Given the importance of access to clinical markets and expertise the key strength identified by the Medical Technology Focus Group is the role played by the NHS in Wales. One Focus Group member remarked, “They share the desire to see Welsh companies thrive.” A strong home NHS market is a prerequisite for UK and export sales. The Welsh NHS is recognised as being generally approachable and willing to help. Health Boards are increasingly more receptive to ideas that save time, reduce risk or increase capacity.

 

CHALLENGES

It is felt that navigating the NHS procurement landscape is complicated, with numerous different routes for different products and companies who may use different tactics. Support for companies to navigate and take advantage of these opportunities is considered a priority for the sector. The Welsh NHS Shared Services Partnership is recognised for helping and guiding Welsh SMEs. Sell 2 Wales is also regarded as an excellent tool for accessing UK wide contracts.

It is noted by the Medical Technology Focus Group that a significant barrier to selling to the NHS is getting products to the approved vendor list. It is felt that there needs to be a mechanism for reducing the cost burden of approvals by the NHS so that it can undertake this
activity faster and more often.

The unique roles of The Surgical Materials Testing Laboratory in Bridgend (SMTL) and CEDAR (NICE Evaluation Centre) are recognised and it is felt that these facilities could be further enlisted to help with assessment and approvals, which would also enhance the quality and perception of the Welsh medical technology sector.

Health Research Wales is recognised as presenting a significant opportunity to promote a strong clinical base for trials and testing to benefit both the population of Wales and indigenous businesses. The newly established Welsh Wound Innovation Centre may also contribute to the technology evaluation challenge.

 

OPPORTUNITIES

1. NHS TECHNOLOGY EVALUATION AND ADOPTION

There is an opportunity for the Welsh NHS to introduce a clear and appropriate access point for new technology appraisal and adoption and to use procurement to encourage adoption of innovations where better patient outcomes or reduced costs can be achieved. Clinical specialists could be helped to engage with suppliers specific to their clinical specialty in order to address unmet technology needs.

 

2. LIFE SCIENCE ‘KNOWLEDGE’ EXCHANGE

Many of the needs expressed by the Medical Technology Focus Group concern access to information, specifically the need to map the route to market for medical technology in the NHS; a directory of qualified regulatory and QA consultants; information about international markets and data that demonstrates the extent and value of international trade carried out by Welsh companies; regular and timely notifications of regulatory changes; and more up-todate, timely, specific funding information.

 

3. COLLABORATION

Wales has a highly collaborative life science community. A number of novel suggestions were made by the Medical Technology Focus Group aimed at transforming this collaboration into tangible benefits. Closer interaction and a ‘bridging of cultural differences’ can be achieved between industry and NHS staff through a ‘job exchanges’ or an ‘embedded staff’ programme intended to facilitate NHS and industry staff spending time together in manufacturing and clinical settings.

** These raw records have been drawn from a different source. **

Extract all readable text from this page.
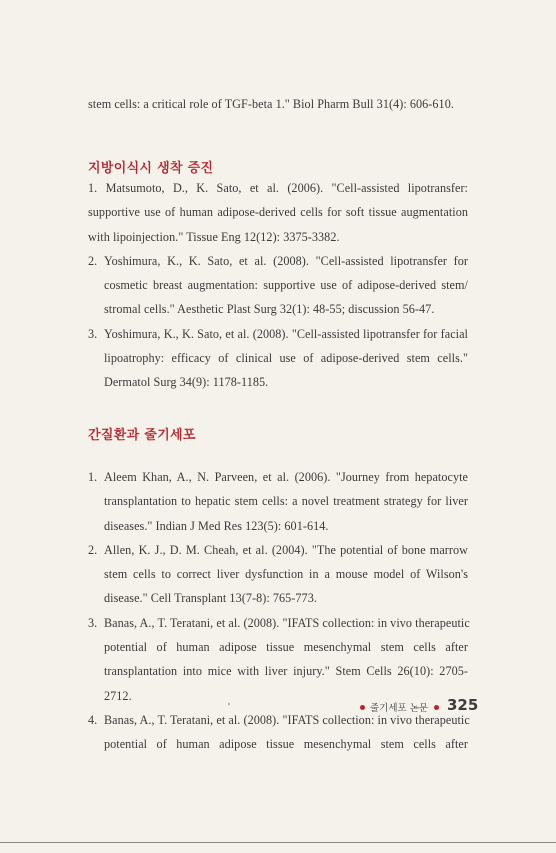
stem cells: a critical role of TGF-beta 1." Biol Pharm Bull 31(4): 606-610.
지방이식시 생착 증진
1. Matsumoto, D., K. Sato, et al. (2006). "Cell-assisted lipotransfer:
supportive use of human adipose-derived cells for soft tissue augmentation
with lipoinjection." Tissue Eng 12(12): 3375-3382.
2. Yoshimura, K., K. Sato, et al. (2008). "Cell-assisted lipotransfer for
cosmetic breast augmentation: supportive use of adipose-derived stem/
stromal cells." Aesthetic Plast Surg 32(1): 48-55; discussion 56-47.
3. Yoshimura, K., K. Sato, et al. (2008). "Cell-assisted lipotransfer for facial
lipoatrophy: efficacy of clinical use of adipose-derived stem cells."
Dermatol Surg 34(9): 1178-1185.
간질환과 줄기세포
1. Aleem Khan, A., N. Parveen, et al. (2006). "Journey from hepatocyte
transplantation to hepatic stem cells: a novel treatment strategy for liver
diseases." Indian J Med Res 123(5): 601-614.
2. Allen, K. J., D. M. Cheah, et al. (2004). "The potential of bone marrow
stem cells to correct liver dysfunction in a mouse model of Wilson's
disease." Cell Transplant 13(7-8): 765-773.
3. Banas, A., T. Teratani, et al. (2008). "IFATS collection: in vivo therapeutic
potential of human adipose tissue mesenchymal stem cells after
transplantation into mice with liver injury." Stem Cells 26(10): 2705-
2712.
4. Banas, A., T. Teratani, et al. (2008). "IFATS collection: in vivo therapeutic
potential of human adipose tissue mesenchymal stem cells after
줄기세포 논문 325
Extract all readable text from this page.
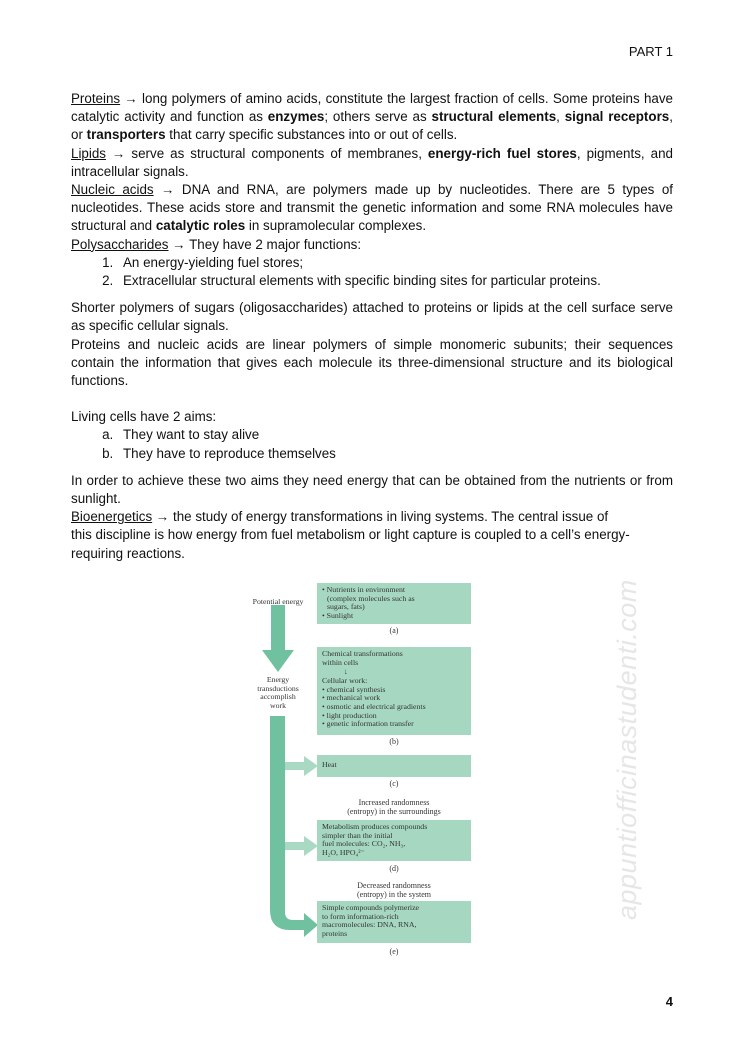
PART 1

Proteins → long polymers of amino acids, constitute the largest fraction of cells. Some proteins have catalytic activity and function as enzymes; others serve as structural elements, signal receptors, or transporters that carry specific substances into or out of cells.

Lipids → serve as structural components of membranes, energy-rich fuel stores, pigments, and intracellular signals.

Nucleic acids → DNA and RNA, are polymers made up by nucleotides. There are 5 types of nucleotides. These acids store and transmit the genetic information and some RNA molecules have structural and catalytic roles in supramolecular complexes.

Polysaccharides → They have 2 major functions:

1. An energy-yielding fuel stores;
2. Extracellular structural elements with specific binding sites for particular proteins.

Shorter polymers of sugars (oligosaccharides) attached to proteins or lipids at the cell surface serve as specific cellular signals.

Proteins and nucleic acids are linear polymers of simple monomeric subunits; their sequences contain the information that gives each molecule its three-dimensional structure and its biological functions.

Living cells have 2 aims:

a. They want to stay alive
b. They have to reproduce themselves

In order to achieve these two aims they need energy that can be obtained from the nutrients or from sunlight.

Bioenergetics → the study of energy transformations in living systems. The central issue of this discipline is how energy from fuel metabolism or light capture is coupled to a cell’s energy-requiring reactions.

Potential energy
Energy
transductions
accomplish
work
• Nutrients in environment
(complex molecules such as
sugars, fats)
• Sunlight
(a)
Chemical transformations
within cells
↓
Cellular work:
• chemical synthesis
• mechanical work
• osmotic and electrical gradients
• light production
• genetic information transfer
(b)
Heat
(c)
Increased randomness
(entropy) in the surroundings
Metabolism produces compounds
simpler than the initial
fuel molecules: CO₂, NH₃,
H₂O, HPO₄²⁻
(d)
Decreased randomness
(entropy) in the system
Simple compounds polymerize
to form information-rich
macromolecules: DNA, RNA,
proteins
(e)
appuntiofficinastudenti.com
4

Wales also has a strong industry base across a number of advanced manufacturing sectors with expertise that can translate into the medical technology sector. Cross sector collaboration between these groups should be facilitated and encouraged. Greater collaboration between the medical technology sector, commercial property agents, architects and builders to generate new mixed ‘fit for purpose’ facilities and support the projected growth in the sectors also proposed.

Each of these opportunities could be progressed through the continuation of a sub-sector Special Interest Group tasked with improving collaboration between academia, industry and the NHS.

 

4. SKILLS

The need for graduates whose skills meet the needs of the life science sector was expressed across all Focus Groups. In the Medical Technology Focus Groups, it was felt that there is a growing need for staff to be trained in cGMP and that this could be delivered through engineering degree courses and bespoke courses for small businesses.